Bu we, as Catholics, have to admit: the Pope is not perfect. He is allowed mistakes, and this might just be one - which is why I came here to ask and clarify.
 
Which is why I came here asking for explanation, as I admitted to not understanding.

Bu we, as Catholics, have to admit: the Pope is not perfect. He is allowed mistakes, and this might just be one - which is why I came here to ask and clarify.
I think it’s avoiding the particular message of the Pope, to dismiss his lack of articulation as a mistake though. He said early on that we have to stop putting so much emphasis on abortion, contraception and gay marriage as being ‘signature sins’… and start focusing on the basics of the gospels like poverty and exclusion and judgement. He often says go read Evangelii Guadium or now Laudato si for the official Church teaching… but he continues to stay strictly in St Francis mode of just ‘being with’ people on the journey.

The Church is in an eschatological phase of theology now and you see the word popping up everywhere now in scripture studies and homilies. It’s basically the study of the end times. The last four things… death, judgement, heaven and hell. So those gospel verses that refer to those things are more urgently contemplated.
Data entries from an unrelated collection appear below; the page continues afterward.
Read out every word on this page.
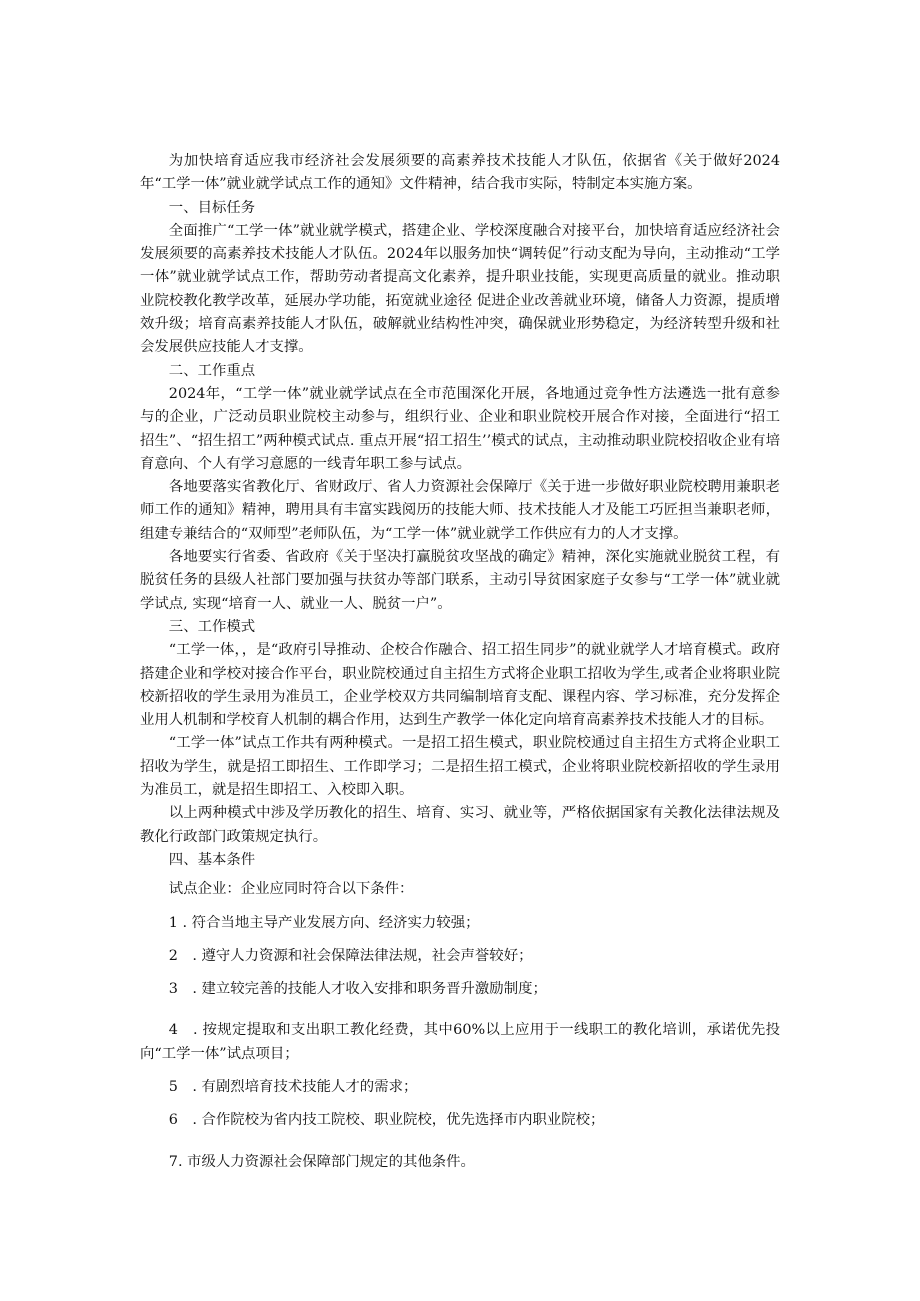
为加快培育适应我市经济社会发展须要的高素养技术技能人才队伍，依据省《关于做好2024年“工学一体”就业就学试点工作的通知》文件精神，结合我市实际，特制定本实施方案。

一、目标任务

全面推广“工学一体”就业就学模式，搭建企业、学校深度融合对接平台，加快培育适应经济社会发展须要的高素养技术技能人才队伍。2024年以服务加快“调转促”行动支配为导向，主动推动“工学一体”就业就学试点工作，帮助劳动者提高文化素养，提升职业技能，实现更高质量的就业。推动职业院校教化教学改革，延展办学功能，拓宽就业途径 促进企业改善就业环境，储备人力资源，提质增效升级；培育高素养技能人才队伍，破解就业结构性冲突，确保就业形势稳定，为经济转型升级和社会发展供应技能人才支撑。

二、工作重点

2024年，“工学一体”就业就学试点在全市范围深化开展，各地通过竞争性方法遴选一批有意参与的企业，广泛动员职业院校主动参与，组织行业、企业和职业院校开展合作对接，全面进行“招工招生”、“招生招工”两种模式试点. 重点开展“招工招生’’模式的试点，主动推动职业院校招收企业有培育意向、个人有学习意愿的一线青年职工参与试点。

各地要落实省教化厅、省财政厅、省人力资源社会保障厅《关于进一步做好职业院校聘用兼职老师工作的通知》精神，聘用具有丰富实践阅历的技能大师、技术技能人才及能工巧匠担当兼职老师，组建专兼结合的“双师型”老师队伍，为“工学一体”就业就学工作供应有力的人才支撑。

各地要实行省委、省政府《关于坚决打赢脱贫攻坚战的确定》精神，深化实施就业脱贫工程，有脱贫任务的县级人社部门要加强与扶贫办等部门联系，主动引导贫困家庭子女参与“工学一体”就业就学试点, 实现“培育一人、就业一人、脱贫一户”。

三、工作模式

“工学一体，，是“政府引导推动、企校合作融合、招工招生同步”的就业就学人才培育模式。政府搭建企业和学校对接合作平台，职业院校通过自主招生方式将企业职工招收为学生,或者企业将职业院校新招收的学生录用为准员工，企业学校双方共同编制培育支配、课程内容、学习标准，充分发挥企业用人机制和学校育人机制的耦合作用，达到生产教学一体化定向培育高素养技术技能人才的目标。

“工学一体”试点工作共有两种模式。一是招工招生模式，职业院校通过自主招生方式将企业职工招收为学生，就是招工即招生、工作即学习；二是招生招工模式，企业将职业院校新招收的学生录用为准员工，就是招生即招工、入校即入职。

以上两种模式中涉及学历教化的招生、培育、实习、就业等，严格依据国家有关教化法律法规及教化行政部门政策规定执行。

四、基本条件

试点企业：企业应同时符合以下条件：

1 . 符合当地主导产业发展方向、经济实力较强；

2　. 遵守人力资源和社会保障法律法规，社会声誉较好；

3　. 建立较完善的技能人才收入安排和职务晋升激励制度；

4　. 按规定提取和支出职工教化经费，其中60%以上应用于一线职工的教化培训，承诺优先投向“工学一体”试点项目；

5　. 有剧烈培育技术技能人才的需求；

6　. 合作院校为省内技工院校、职业院校，优先选择市内职业院校；

7. 市级人力资源社会保障部门规定的其他条件。
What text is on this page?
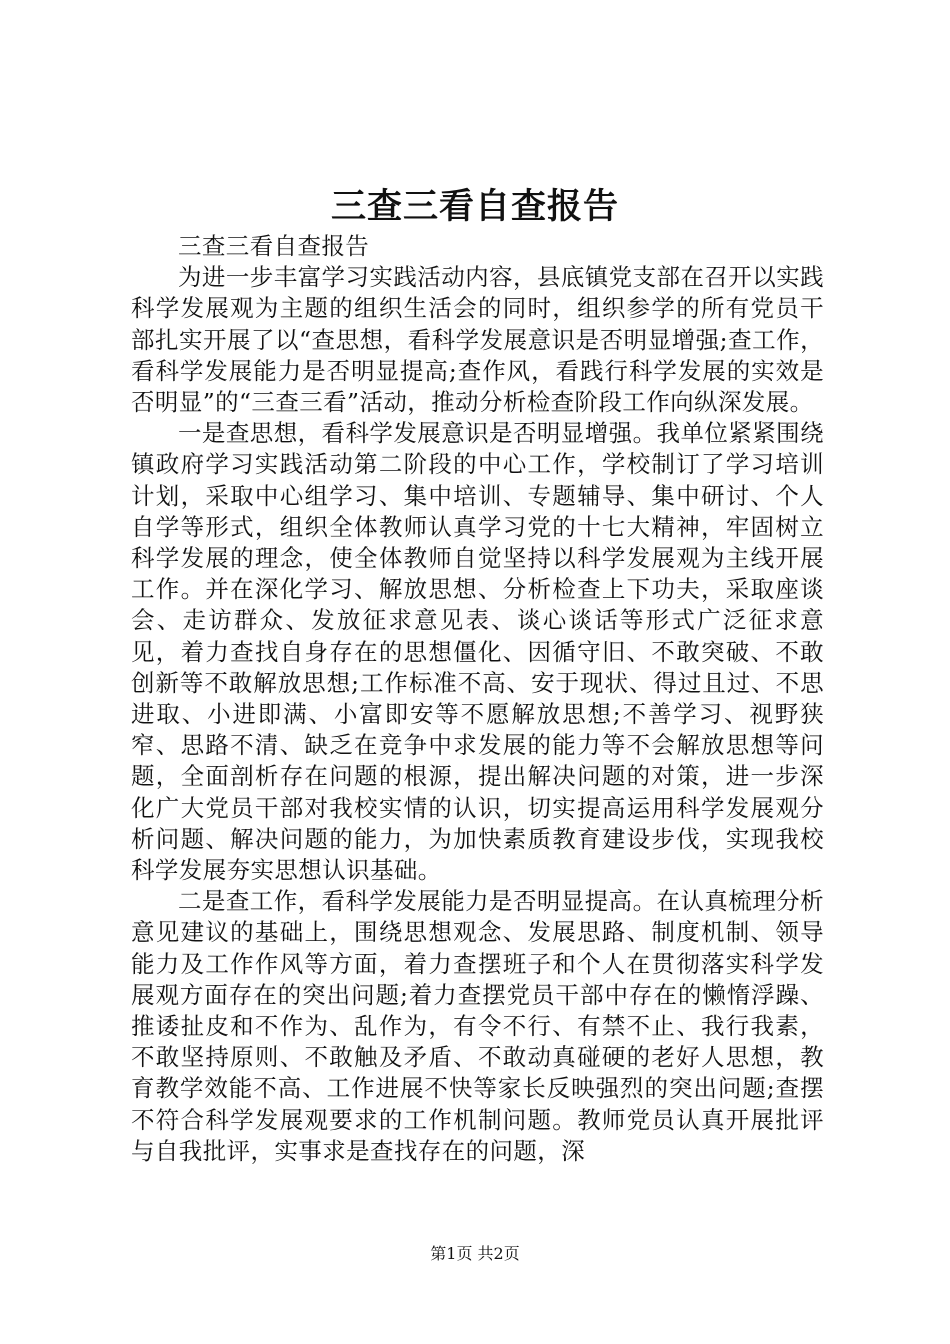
三查三看自查报告

三查三看自查报告

为进一步丰富学习实践活动内容，县底镇党支部在召开以实践科学发展观为主题的组织生活会的同时，组织参学的所有党员干部扎实开展了以“查思想，看科学发展意识是否明显增强;查工作，看科学发展能力是否明显提高;查作风，看践行科学发展的实效是否明显”的“三查三看”活动，推动分析检查阶段工作向纵深发展。

一是查思想，看科学发展意识是否明显增强。我单位紧紧围绕镇政府学习实践活动第二阶段的中心工作，学校制订了学习培训计划，采取中心组学习、集中培训、专题辅导、集中研讨、个人自学等形式，组织全体教师认真学习党的十七大精神，牢固树立科学发展的理念，使全体教师自觉坚持以科学发展观为主线开展工作。并在深化学习、解放思想、分析检查上下功夫，采取座谈会、走访群众、发放征求意见表、谈心谈话等形式广泛征求意见，着力查找自身存在的思想僵化、因循守旧、不敢突破、不敢创新等不敢解放思想;工作标准不高、安于现状、得过且过、不思进取、小进即满、小富即安等不愿解放思想;不善学习、视野狭窄、思路不清、缺乏在竞争中求发展的能力等不会解放思想等问题，全面剖析存在问题的根源，提出解决问题的对策，进一步深化广大党员干部对我校实情的认识，切实提高运用科学发展观分析问题、解决问题的能力，为加快素质教育建设步伐，实现我校科学发展夯实思想认识基础。

二是查工作，看科学发展能力是否明显提高。在认真梳理分析意见建议的基础上，围绕思想观念、发展思路、制度机制、领导能力及工作作风等方面，着力查摆班子和个人在贯彻落实科学发展观方面存在的突出问题;着力查摆党员干部中存在的懒惰浮躁、推诿扯皮和不作为、乱作为，有令不行、有禁不止、我行我素，不敢坚持原则、不敢触及矛盾、不敢动真碰硬的老好人思想，教育教学效能不高、工作进展不快等家长反映强烈的突出问题;查摆不符合科学发展观要求的工作机制问题。教师党员认真开展批评与自我批评，实事求是查找存在的问题，深

第1页 共2页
Ones such as Matthew 25…

The Sheep and the Goats

31 “When the Son of Man comes in his glory, and all the angels with him, he will sit on his glorious throne. 32 All the nations will be gathered before him, and he will separate the people one from another as a shepherd separates the sheep from the goats. 33 He will put the sheep on his right and the goats on his left.

34 “Then the King will say to those on his right, ‘Come, you who are blessed by my Father; take your inheritance, the kingdom prepared for you since the creation of the world. 35 For I was hungry and you gave me something to eat, I was thirsty and you gave me something to drink, I was a stranger and you invited me in, 36 I needed clothes and you clothed me, I was sick and you looked after me, I was in prison and you came to visit me.’

37 “Then the righteous will answer him, ‘Lord, when did we see you hungry and feed you, or thirsty and give you something to drink? 38 When did we see you a stranger and invite you in, or needing clothes and clothe you? 39 When did we see you sick or in prison and go to visit you?’

40 “The King will reply, ‘Truly I tell you, whatever you did for one of the least of these brothers and sisters of mine, you did for me.’

41 “Then he will say to those on his left, ‘Depart from me, you who are cursed, into the eternal fire prepared for the devil and his angels. 42 For I was hungry and you gave me nothing to eat, I was thirsty and you gave me nothing to drink, 43 I was a stranger and you did not invite me in, I needed clothes and you did not clothe me, I was sick and in prison and you did not look after me.’

44 “They also will answer, ‘Lord, when did we see you hungry or thirsty or a stranger or needing clothes or sick or in prison, and did not help you?’

45 “He will reply, ‘Truly I tell you, whatever you did not do for one of the least of these, you did not do for me.’

46 “Then they will go away to eternal punishment, but the righteous to eternal life.”

It’s those key issues that are going to separate the sheep and goats. How did we treat our suffering fellow man? Did we help to relieve their suffering in a practical sense or did we preach law to them so they know why they are suffering?

Pope Francis seems determined to stop the train of thought that’s so focused on rules and to push us towards being non judgemental and going out to others in their need.
 
Which is why I came here asking for explanation, as I admitted to not understanding.

Bu we, as Catholics, have to admit: the Pope is not perfect. He is allowed mistakes, and this might just be one - which is why I came here to ask and clarify.
I really don’t think it was a mistake. Read what he said again, he meant to say what he said and we need to take his words to heart. People are dying over there every day of starvation, war and mistreatment by other humans, stopping that is a much higher priority than going into theological debates about condoms.